Tout comme le street art, le skate fait partie intégrante de la ville de Rabat. Les jeunes skateurs savent repérer les endroits de la capitale marocaine pour en faire de potentiels spots à rider. Même les lieux publics se transforment en terrain de jeu. Et ils forment une véritable communauté. Reportage.


La corniche : paradis des skateurs

Des bruits du choc des roues sur le bitume, des corps qui circulent dans tous les sens, des voix de jeunes qui résonnent… Voici à quoi ressemble le skatepark Assabah, ce samedi vers 19h. Même avec ce temps nuageux de Rabat, l’endroit a ses inconditionnels. Et il sont munis de leurs fidèles compagnons : leurs skateboards.

Situé sur la route côtière de la capitale, cet endroit semble faire l’unanimité. Les fans de glisse et de sensations fortes, petits et grands, s’y réunissent tous les jours.

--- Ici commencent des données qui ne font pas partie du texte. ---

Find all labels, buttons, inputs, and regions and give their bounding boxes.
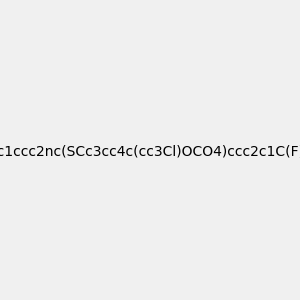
Text: COc1ccc2nc(SCc3cc4c(cc3Cl)OCO4)ccc2c1C(F)(F)F: COc1ccc2nc(SCc3cc4c(cc3Cl)OCO4)ccc2c1C(F… <box>0 145 300 158</box>
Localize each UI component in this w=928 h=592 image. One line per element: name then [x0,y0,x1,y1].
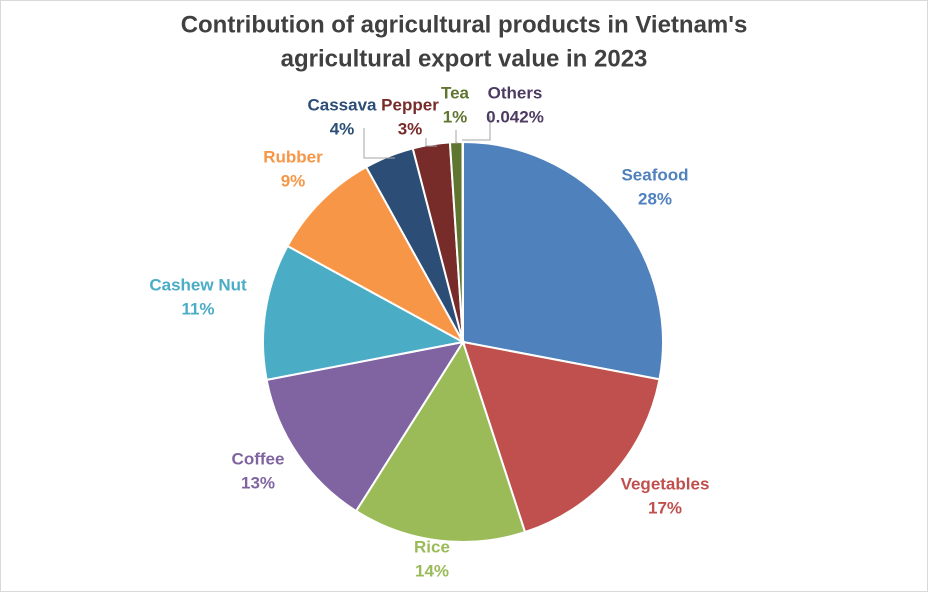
slice-value: 9% [281,171,306,190]
slice-value: 28% [638,189,672,208]
slice-label: Seafood [621,165,688,184]
slice-label: Tea [441,83,470,102]
slice-value: 4% [330,119,355,138]
chart-title: agricultural export value in 2023 [281,45,648,72]
slice-label: Pepper [381,95,439,114]
slice-value: 11% [181,299,214,318]
slice-label: Cassava [307,95,377,114]
slice-label: Vegetables [621,474,710,493]
slice-value: 14% [415,561,449,580]
pie-slice [461,140,464,343]
leader-line [363,128,395,159]
leader-line [455,130,458,144]
slice-label: Cashew Nut [149,275,247,294]
slice-value: 3% [398,119,423,138]
slice-label: Rice [414,537,450,556]
slice-label: Others [488,83,543,102]
leader-line [425,138,437,147]
slice-value: 1% [443,107,468,126]
slice-value: 0.042% [486,107,544,126]
slice-value: 13% [241,473,275,492]
pie-slice [262,244,466,382]
slice-label: Coffee [232,449,285,468]
pie-slice [286,165,466,345]
leader-line [462,116,491,141]
slice-label: Rubber [263,147,323,166]
pie-slice [265,340,466,513]
pie-slice [462,140,664,381]
pie-slice [354,339,527,543]
slice-value: 17% [648,498,682,517]
pie-slice [461,340,661,534]
chart-title: Contribution of agricultural products in… [181,11,748,38]
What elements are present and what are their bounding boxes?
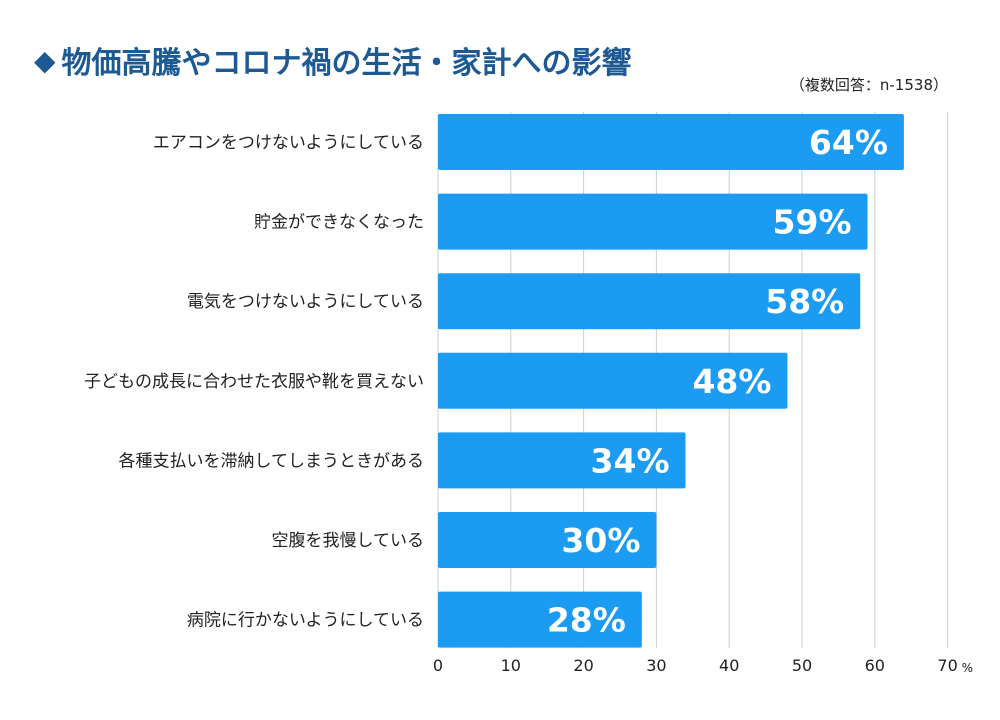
- bar-value-label: 30%: [561, 521, 640, 560]
- bar: [438, 114, 904, 170]
- category-label: エアコンをつけないようにしている: [153, 133, 424, 153]
- bar: [438, 273, 861, 330]
- x-tick-label: 60: [865, 656, 885, 675]
- chart-title-text: 物価高騰やコロナ禍の生活・家計への影響: [61, 46, 632, 81]
- bar-value-label: 34%: [591, 441, 670, 480]
- x-tick-label: 10: [501, 656, 521, 675]
- category-label: 病院に行かないようにしている: [187, 611, 424, 631]
- sample-size-note: （複数回答：n-1538）: [789, 76, 948, 94]
- x-tick-label: 40: [719, 656, 739, 675]
- category-label: 子どもの成長に合わせた衣服や靴を買えない: [84, 372, 424, 392]
- bar: [438, 432, 686, 489]
- bar-value-label: 59%: [773, 203, 852, 242]
- x-tick-label: 50: [792, 656, 812, 675]
- bar: [438, 193, 868, 250]
- category-label: 貯金ができなくなった: [254, 213, 424, 233]
- bar: [438, 591, 642, 648]
- x-tick-label: 30: [646, 656, 666, 675]
- category-labels: エアコンをつけないようにしている貯金ができなくなった電気をつけないようにしている…: [84, 133, 424, 631]
- x-tick-label: 70: [937, 656, 957, 675]
- bar-value-label: 64%: [809, 123, 888, 162]
- bar-value-label: 28%: [547, 601, 626, 640]
- category-label: 各種支払いを滞納してしまうときがある: [119, 451, 425, 471]
- x-unit-label: %: [962, 661, 973, 675]
- x-tick-label: 0: [433, 656, 443, 675]
- category-label: 電気をつけないようにしている: [187, 292, 424, 312]
- x-tick-label: 20: [573, 656, 593, 675]
- bar: [438, 512, 657, 568]
- bar: [438, 352, 788, 409]
- chart-title: ◆ 物価高騰やコロナ禍の生活・家計への影響: [34, 38, 632, 82]
- bar-value-label: 48%: [692, 362, 771, 401]
- x-tick-labels: 0 10 20 30 40 50 60 70%: [433, 656, 973, 675]
- diamond-icon: ◆: [34, 43, 56, 77]
- bars: 64% 59% 58% 48% 34% 30% 28%: [438, 114, 904, 648]
- bar-value-label: 58%: [765, 282, 844, 321]
- category-label: 空腹を我慢している: [272, 530, 425, 551]
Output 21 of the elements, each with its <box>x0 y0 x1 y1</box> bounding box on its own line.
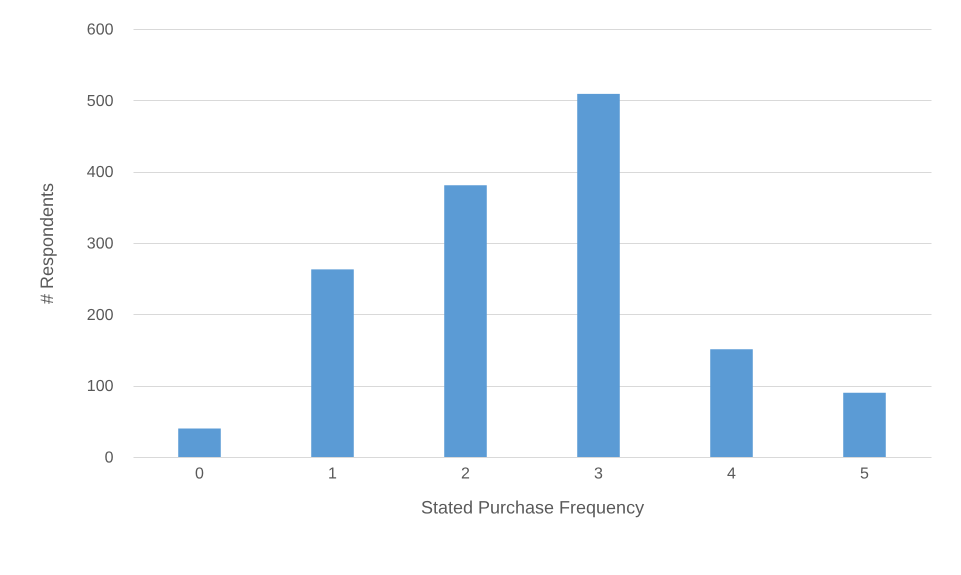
x-tick-label: 1 <box>328 466 338 482</box>
y-axis-title: # Respondents <box>36 182 57 304</box>
x-axis-title: Stated Purchase Frequency <box>420 498 644 518</box>
bar <box>311 269 354 457</box>
y-tick-label: 400 <box>86 164 114 182</box>
y-tick-label: 300 <box>86 236 114 252</box>
x-tick-label: 2 <box>461 466 470 482</box>
bar <box>577 94 620 457</box>
x-tick-label: 3 <box>594 466 604 482</box>
x-tick-label: 0 <box>195 466 204 482</box>
y-tick-label: 100 <box>86 378 114 396</box>
bar <box>710 349 753 457</box>
x-tick-label: 4 <box>727 466 736 482</box>
y-tick-label: 600 <box>86 22 114 38</box>
y-tick-label: 200 <box>86 306 114 324</box>
y-tick-label: 0 <box>104 450 114 466</box>
bar <box>444 185 487 457</box>
bar <box>843 392 886 457</box>
x-tick-label: 5 <box>860 466 870 482</box>
bar <box>178 428 221 457</box>
y-tick-label: 500 <box>86 92 114 110</box>
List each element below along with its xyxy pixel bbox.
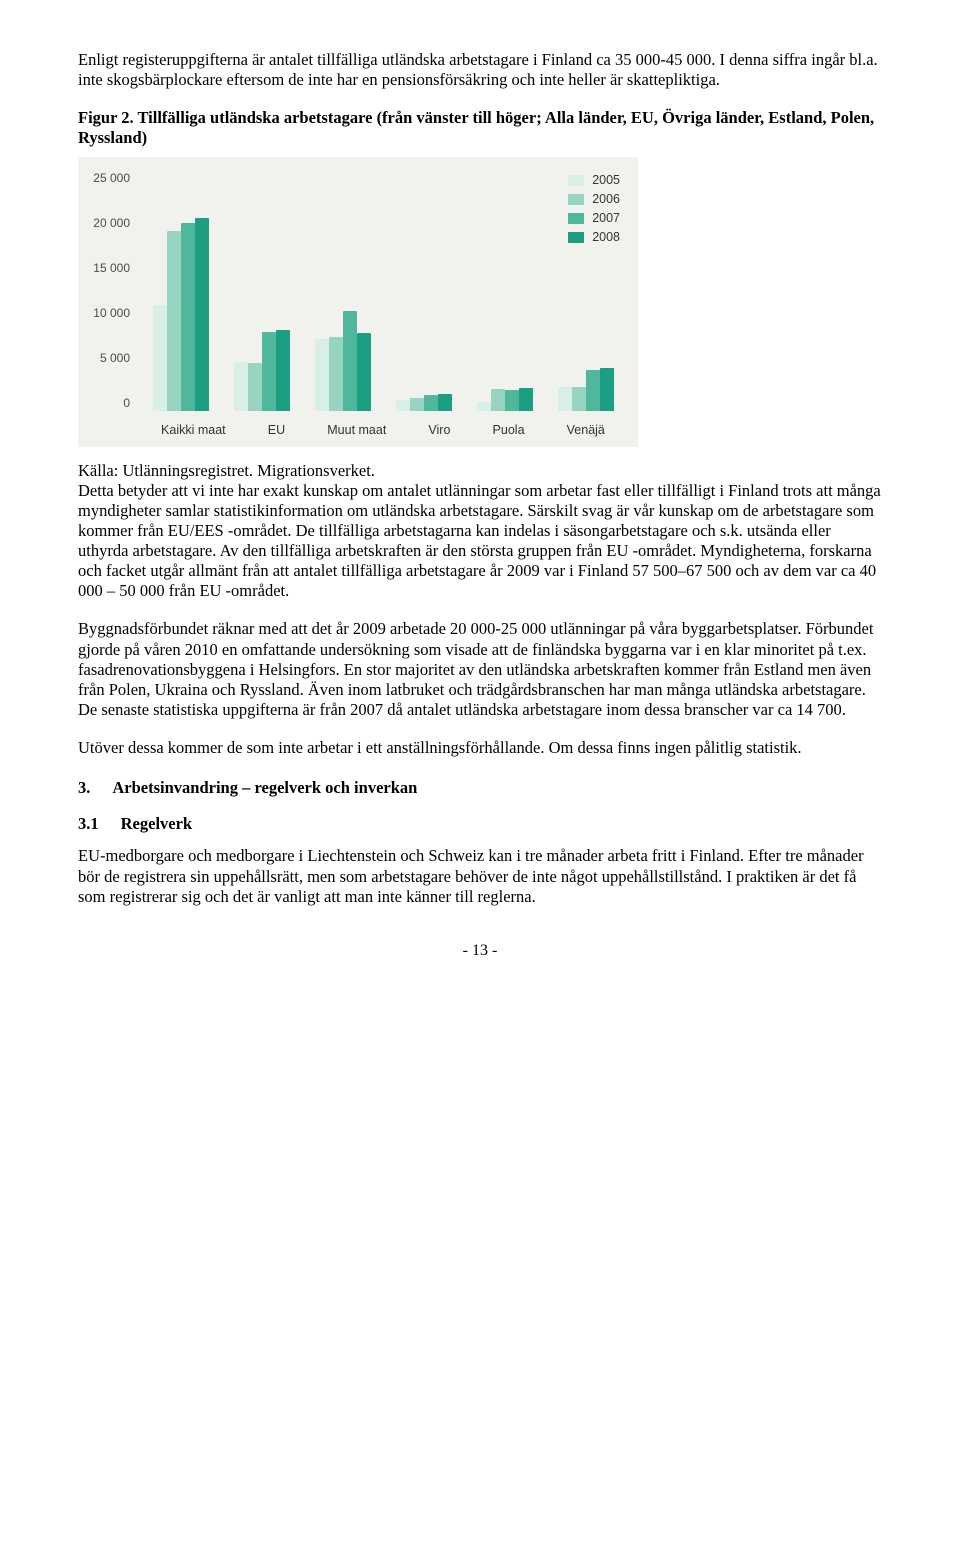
subsection-number: 3.1 [78,814,99,834]
legend-swatch [568,213,584,224]
x-tick-label: Muut maat [327,423,386,438]
legend-label: 2005 [592,173,620,188]
section-heading: 3. Arbetsinvandring – regelverk och inve… [78,778,882,798]
bar [315,339,329,411]
bar [276,330,290,411]
legend-swatch [568,194,584,205]
bar-chart: 25 000 20 000 15 000 10 000 5 000 0 Kaikki ma… [78,157,638,447]
y-tick-label: 25 000 [78,171,136,186]
legend: 2005 2006 2007 2008 [568,173,620,250]
subsection-heading: 3.1 Regelverk [78,814,882,834]
legend-item: 2008 [568,230,620,245]
bar-group [153,218,209,411]
bar [438,394,452,410]
legend-item: 2005 [568,173,620,188]
x-tick-label: Puola [493,423,525,438]
bar-group [315,311,371,411]
bar [424,395,438,410]
section-title: Arbetsinvandring – regelverk och inverka… [112,778,417,798]
bar [396,400,410,411]
x-tick-label: Venäjä [567,423,605,438]
bar [262,332,276,411]
body-paragraph-4: EU-medborgare och medborgare i Liechtens… [78,846,882,906]
chart-container: 25 000 20 000 15 000 10 000 5 000 0 Kaikki ma… [78,157,882,447]
section-number: 3. [78,778,90,798]
bar [572,387,586,410]
page-number: - 13 - [78,941,882,961]
x-axis: Kaikki maat EU Muut maat Viro Puola Venäjä [140,423,626,438]
bar [600,368,614,410]
body-paragraph-3: Utöver dessa kommer de som inte arbetar … [78,738,882,758]
x-tick-label: Viro [428,423,450,438]
bar [410,398,424,410]
chart-source: Källa: Utlänningsregistret. Migrationsve… [78,461,882,481]
y-tick-label: 5 000 [78,351,136,366]
bar [181,223,195,410]
y-tick-label: 10 000 [78,306,136,321]
x-tick-label: Kaikki maat [161,423,226,438]
bar [329,337,343,411]
y-tick-label: 20 000 [78,216,136,231]
legend-label: 2006 [592,192,620,207]
x-tick-label: EU [268,423,285,438]
plot-area [140,171,626,411]
bar [153,305,167,411]
bar-group [396,394,452,410]
bar-group [477,388,533,410]
y-tick-label: 0 [78,396,136,411]
bar [519,388,533,410]
legend-label: 2007 [592,211,620,226]
y-axis: 25 000 20 000 15 000 10 000 5 000 0 [78,171,136,411]
bar [491,389,505,410]
bar [234,362,248,411]
bar-group [234,330,290,411]
body-paragraph-2: Byggnadsförbundet räknar med att det år … [78,619,882,720]
bar [586,370,600,410]
bar-group [558,368,614,410]
bar [167,231,181,411]
legend-swatch [568,232,584,243]
legend-swatch [568,175,584,186]
y-tick-label: 15 000 [78,261,136,276]
bar [248,363,262,411]
legend-label: 2008 [592,230,620,245]
intro-paragraph: Enligt registeruppgifterna är antalet ti… [78,50,882,90]
bar [477,402,491,411]
bar [343,311,357,411]
bar [505,390,519,410]
bar [357,333,371,411]
body-paragraph-1: Detta betyder att vi inte har exakt kuns… [78,481,882,602]
figure-caption-heading: Figur 2. Tillfälliga utländska arbetstag… [78,108,882,148]
subsection-title: Regelverk [121,814,192,834]
legend-item: 2006 [568,192,620,207]
bar [195,218,209,411]
legend-item: 2007 [568,211,620,226]
bar [558,387,572,411]
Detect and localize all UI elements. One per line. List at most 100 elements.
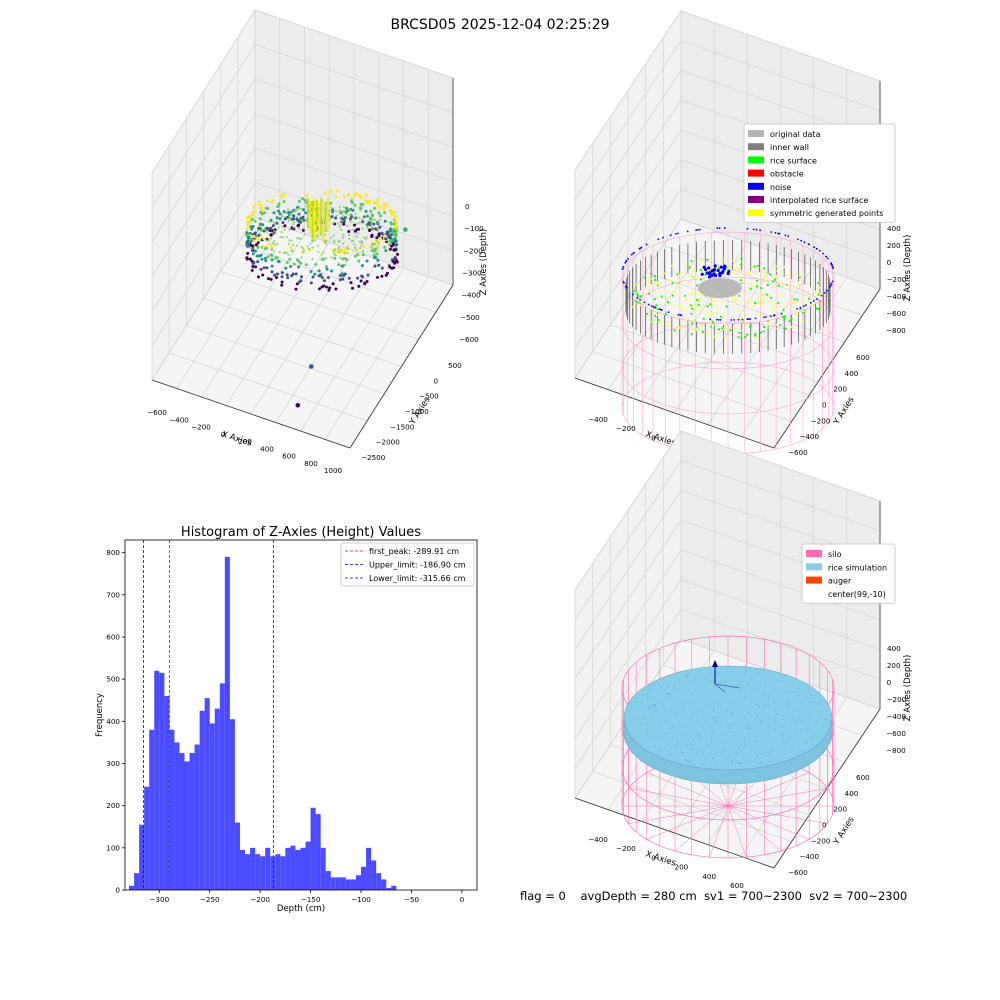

Un skatepark dans le vent qui jouxte un grand terrain de basketball, faisant de l’avenue Moustapha Assayeh un lieu de rencontres agréables des jeunes Rabatis.

Skatepark Assabah, la corniche
Skatepark Assabah, la corniche

Hicham, 21 ans, svelte et grand de taille, roule sur un skate depuis sept ans déjà. Son aisance et sa souplesse de mouvements, il semble les avoir depuis toujours.

« Je ne suis pas un skateur, je suis plutôt longskateur, si je viens souvent à ce skatepark, c’est pour rencontrer la communauté des riders… En plus, quoi de mieux que de faire ce qui nous passionne, tout en respirant le bon air marin ? » confie-t-il en respirant un bon coup.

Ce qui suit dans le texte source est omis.